Beau travail, c’est toujours un plaisir de lire des articles qui apporte un éclairage dans la pratique quotidienne. Le choix du couplage n’est pas chose aisée ni figée et peut (doit/devrai) évoluer en même temps que l’accoutumance du porteur. A titre d’information pour cette étude est-ce que vous avez ( avez pu ) mesurer les profondeurs d’insertion notamment pour ceux réalisés sur mesure du nugget à celui complètement fermé et pouvez vous partager les courbes REAR réalisées. Observer la corrélation entre les différentes courbes REAR où à tout le moins leur différence par couplage en corrélation avec l’impact sur la compréhension dans le bruit pourrait être intéressante. Tout autre chose en vous lisant concernant le feedforward j’ai tout de suite pensé à l’article de Fabien Seldran https://www.college-nat-audio.fr/sites/default/files/cahier_audition_pdf/CDA%202%202023.pdf p36-40 concernant l’effet filtre de peigne. qui lui même cite selon Johansen (2006), il faudrait au moins 12 dB d’écart entre le signal direct et le signal décalé pour que l’effet filtre peigne ne soit plus perceptible (dans la mesure où l’embout permet de les fournir. Bon dimanche
Merci. Notamment pour traiter l’embout Nugget, la profondeur a été arrêtée juste avant le second coude.

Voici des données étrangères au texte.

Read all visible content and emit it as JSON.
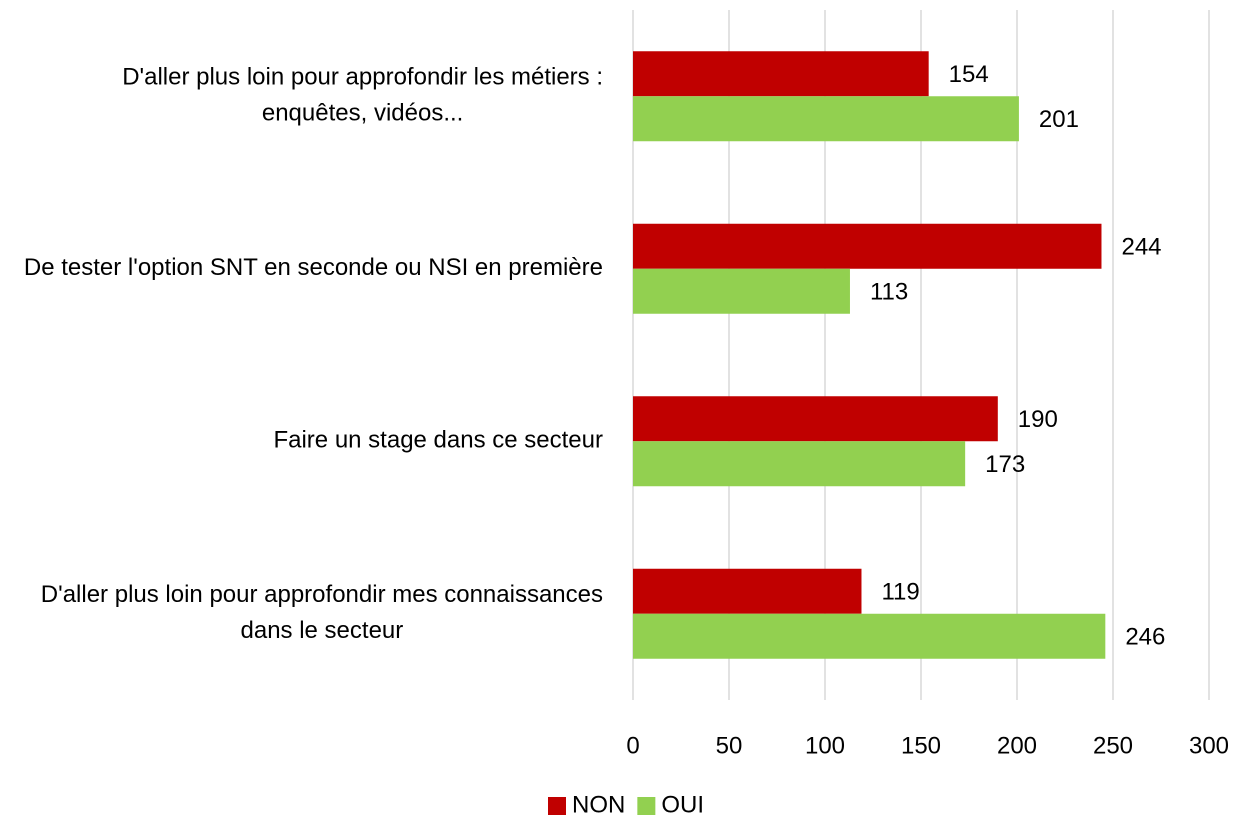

Concernant le phénomène d’amplusion/interférences destructrices/filtrage en peigne, le calcul dans l’article me donne effectivement 10dB, proche des 12dB que vous citez. Ces 10/12dB d’écart signal entrant/signal amplifié sont vite atteints dans les médiums aigus, rarement en BF
Tres bon travail !
Malheureusement je n’ai pas lu tous les précédents articles, et donc je me demande comment estimer/mesurer la masse acoustique de son embout ?
Merci !
Dillon (Hearing Aids, 2nd Edition) donne p135 la formule Ma = 1500l/d^2 où l est la longueur de l’évent et d son diamètre, le tout en kg.m^-4. Dillon donne cette masse acoustique en « Henrys » (c’est pareil).
La même chose : Ma = 4Rhô(l/d^2 x Pi) où Rhô est la masse volumique de l’air (35 degrés et 80% d’humidité dans le CAE ?), même unité.
Les Ma des dômes ouvert (CAE nu en fait, mais sujet à caution) et semi-ouvert ont été calculées par cette formule en ayant leur diamètre équivalent, les autres ont été obtenues et calculées par le logiciel de modélisation d’embouts Cyfex, en demandant une masse acoustique cible (AOV).
Parfait merci !
Dommage qu’on ai besoin de matériel supplémentaire, je pensais pouvoir l’estimer facilement en cabine. Existe-t-il une relation avec les REOG pour estimation ?
Bonjour
Il y a effectivement une relation avec le REOG puisque plus la masse acoustique diminue, plus le signal externe interfère, plus le REOG tend vers zéro.